Dossier : IMM-1757-16

Référence : 2016 CF 1175

Ottawa (Ontario), le 21 octobre 2016

En présence de monsieur le juge Shore

ENTRE :

ALY TOURE

partie demanderesse

et

LE MINISTRE DE LA CITOYENNETÉ

ET DE L'IMMIGRATION

partie défenderesse

JUGEMENT ET MOTIFS

I.                   Au préalable

Quand un récit dans son ensemble manque une logique inhérente et ne possède aucune harmonie en soi, le démorcèlement du nœud de l’histoire même, mène vers une conclusion du manque de crédibilité; et, l’espoir de rassemblage du récit devient qu’une illusion du demandeur accompagnée par une cacophonie des refrains prononcés par le demandeur lui-même.

(Villanueva c Canada (Citoyenneté et Immigration), 2013 CF 52 au para 1)
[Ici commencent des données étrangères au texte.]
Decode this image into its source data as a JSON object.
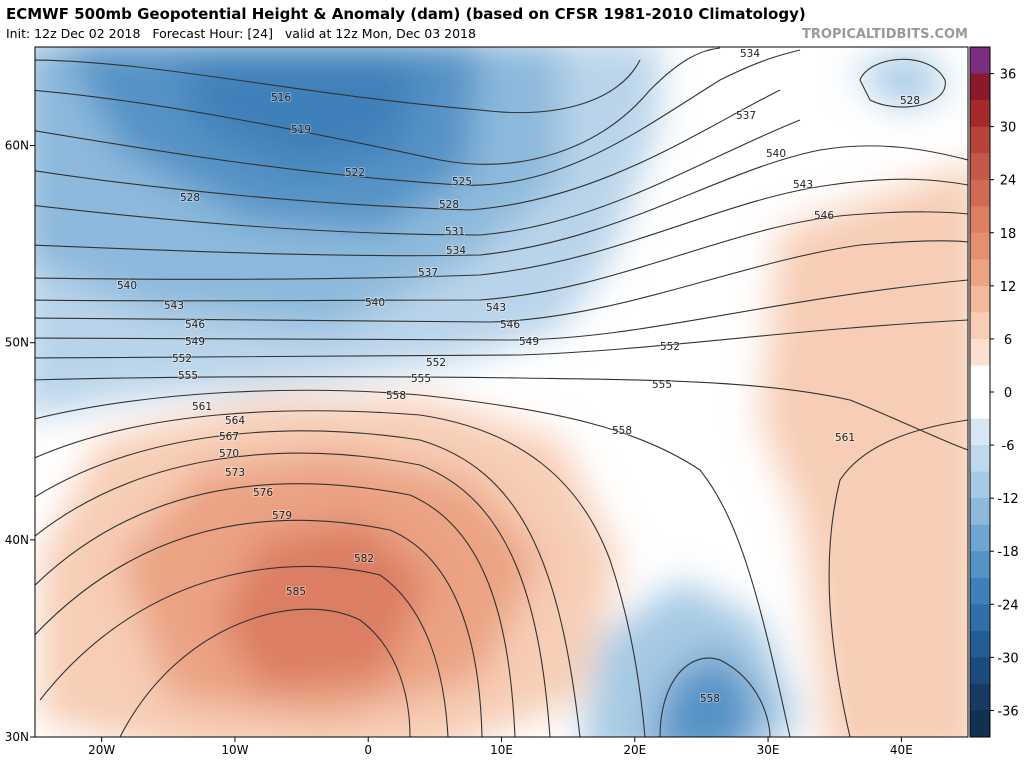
{
  "header": {
    "title": "ECMWF 500mb Geopotential Height & Anomaly (dam) (based on CFSR 1981-2010 Climatology)",
    "subtitle": "Init: 12z Dec 02 2018   Forecast Hour: [24]   valid at 12z Mon, Dec 03 2018",
    "source": "TROPICALTIDBITS.COM"
  },
  "map": {
    "lon_lim": [
      -25,
      45
    ],
    "lat_lim": [
      30,
      65
    ],
    "lon_ticks": [
      {
        "value": -20,
        "label": "20W"
      },
      {
        "value": -10,
        "label": "10W"
      },
      0,
      {
        "value": 10,
        "label": "10E"
      },
      {
        "value": 20,
        "label": "20E"
      },
      {
        "value": 30,
        "label": "30E"
      },
      {
        "value": 40,
        "label": "40E"
      }
    ],
    "lat_ticks": [
      {
        "value": 30,
        "label": "30N"
      },
      {
        "value": 40,
        "label": "40N"
      },
      {
        "value": 50,
        "label": "50N"
      },
      {
        "value": 60,
        "label": "60N"
      }
    ],
    "contour_labels": [
      "516",
      "519",
      "522",
      "525",
      "528",
      "528",
      "531",
      "534",
      "537",
      "540",
      "540",
      "543",
      "543",
      "546",
      "546",
      "549",
      "549",
      "552",
      "552",
      "552",
      "555",
      "555",
      "555",
      "558",
      "558",
      "561",
      "561",
      "564",
      "567",
      "570",
      "573",
      "576",
      "579",
      "582",
      "585",
      "558",
      "534",
      "537",
      "540",
      "543",
      "546",
      "528"
    ]
  },
  "colorbar": {
    "lim": [
      -39,
      39
    ],
    "ticks": [
      36,
      30,
      24,
      18,
      12,
      6,
      0,
      -6,
      -12,
      -18,
      -24,
      -30,
      -36
    ],
    "colors": [
      "#7b2d80",
      "#8a1a2a",
      "#a52a2a",
      "#b8433a",
      "#c4584a",
      "#d06a55",
      "#dc7e64",
      "#e49070",
      "#eba383",
      "#f2b99c",
      "#f7cdb5",
      "#fbe0d0",
      "#ffffff",
      "#ffffff",
      "#d8e7f3",
      "#c0d8ec",
      "#a6c9e4",
      "#8cb9dc",
      "#6ea5d1",
      "#5593c6",
      "#3f80ba",
      "#2f6ea9",
      "#245c94",
      "#1c4a7c",
      "#173b63",
      "#12304f"
    ]
  }
}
II.                Nature de l’affaire

[1]               Il s’agit d’une demande de contrôle judiciaire en vertu du paragraphe 72(1) de la Loi sur l’immigration et la protection des réfugiés, LC 2001, c 27 [LIPR], à l’encontre de la décision d’une commissaire de la Section d’appel des réfugiés [SAR] de la Commission de l’immigration et du statut de réfugié. Le 4 avril 2016, la SAR a rejeté l’appel du demandeur, confirmant la décision de la Section de la protection des réfugiés [SPR] selon laquelle le demandeur n’aurait ni la qualité de réfugié au sens de la Convention ni celle de personne à protéger selon les articles 96 et 97 de la LIPR.

III.             Faits

[2]               Le demandeur, âgé de 30 ans, est citoyen de la Guinée. Il est d’origine ethnique malinkée. Après avoir fui la Guinée pour la Côte d’Ivoire, il s’est rendu au Canada le 11 février 2015 et a demandé l’asile le 4 mars 2015. L’épouse du demandeur et leurs enfants ne l’accompagnent pas, ils sont demeurés à Abidjan, en Côte d’Ivoire.
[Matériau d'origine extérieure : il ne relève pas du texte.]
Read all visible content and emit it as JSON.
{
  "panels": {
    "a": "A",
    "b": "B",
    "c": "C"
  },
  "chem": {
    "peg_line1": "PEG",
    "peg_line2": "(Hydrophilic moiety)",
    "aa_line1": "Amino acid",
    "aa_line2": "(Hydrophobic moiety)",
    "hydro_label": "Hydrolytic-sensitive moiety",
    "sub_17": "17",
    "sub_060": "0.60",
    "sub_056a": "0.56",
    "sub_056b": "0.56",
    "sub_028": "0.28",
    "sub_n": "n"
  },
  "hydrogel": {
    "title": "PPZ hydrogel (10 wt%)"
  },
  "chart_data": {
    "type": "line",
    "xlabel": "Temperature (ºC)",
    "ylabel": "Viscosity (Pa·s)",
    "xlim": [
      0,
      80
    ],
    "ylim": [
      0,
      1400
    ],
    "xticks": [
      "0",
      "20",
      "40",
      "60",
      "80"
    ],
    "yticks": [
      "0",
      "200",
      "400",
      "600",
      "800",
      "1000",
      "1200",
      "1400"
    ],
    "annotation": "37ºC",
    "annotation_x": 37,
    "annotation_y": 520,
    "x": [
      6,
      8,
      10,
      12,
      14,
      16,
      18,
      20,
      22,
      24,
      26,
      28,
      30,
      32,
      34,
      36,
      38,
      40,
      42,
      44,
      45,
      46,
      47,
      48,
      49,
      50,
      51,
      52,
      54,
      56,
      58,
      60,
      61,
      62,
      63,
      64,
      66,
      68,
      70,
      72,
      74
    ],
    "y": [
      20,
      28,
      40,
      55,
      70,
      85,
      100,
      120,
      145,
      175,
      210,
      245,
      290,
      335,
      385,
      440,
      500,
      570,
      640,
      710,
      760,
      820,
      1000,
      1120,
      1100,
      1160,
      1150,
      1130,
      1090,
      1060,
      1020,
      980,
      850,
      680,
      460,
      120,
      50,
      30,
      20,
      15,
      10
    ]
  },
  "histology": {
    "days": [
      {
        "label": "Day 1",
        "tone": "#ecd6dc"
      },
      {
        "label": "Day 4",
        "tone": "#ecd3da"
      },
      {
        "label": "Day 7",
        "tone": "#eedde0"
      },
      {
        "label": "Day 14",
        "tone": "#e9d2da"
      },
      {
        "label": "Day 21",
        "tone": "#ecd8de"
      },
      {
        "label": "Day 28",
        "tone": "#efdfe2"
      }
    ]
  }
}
[3]               Le demandeur est originaire du village de Zogota, dans la préfecture de Nzérékoré, et a fait ses études dans la capitale guinéenne de Conakry. Il est par la suite retourné s’établir dans son village natal, où il pratiquait le commerce du riz et de l’huile de palme de 2010 à 2012.

[4]               Le demandeur a rencontré son épouse dans la région de Nzérékoré et s’est marié en 2009. De cette union sont nées trois filles en 2008, 2012 et 2014. Le frère aîné du demandeur est décédé. Pour cette raison, son épouse et lui ont adopté son fils, né en 2008. Les parents du demandeur sont également décédés. Le demandeur a une sœur établie au Nigéria et deux frères en Sierra Leone.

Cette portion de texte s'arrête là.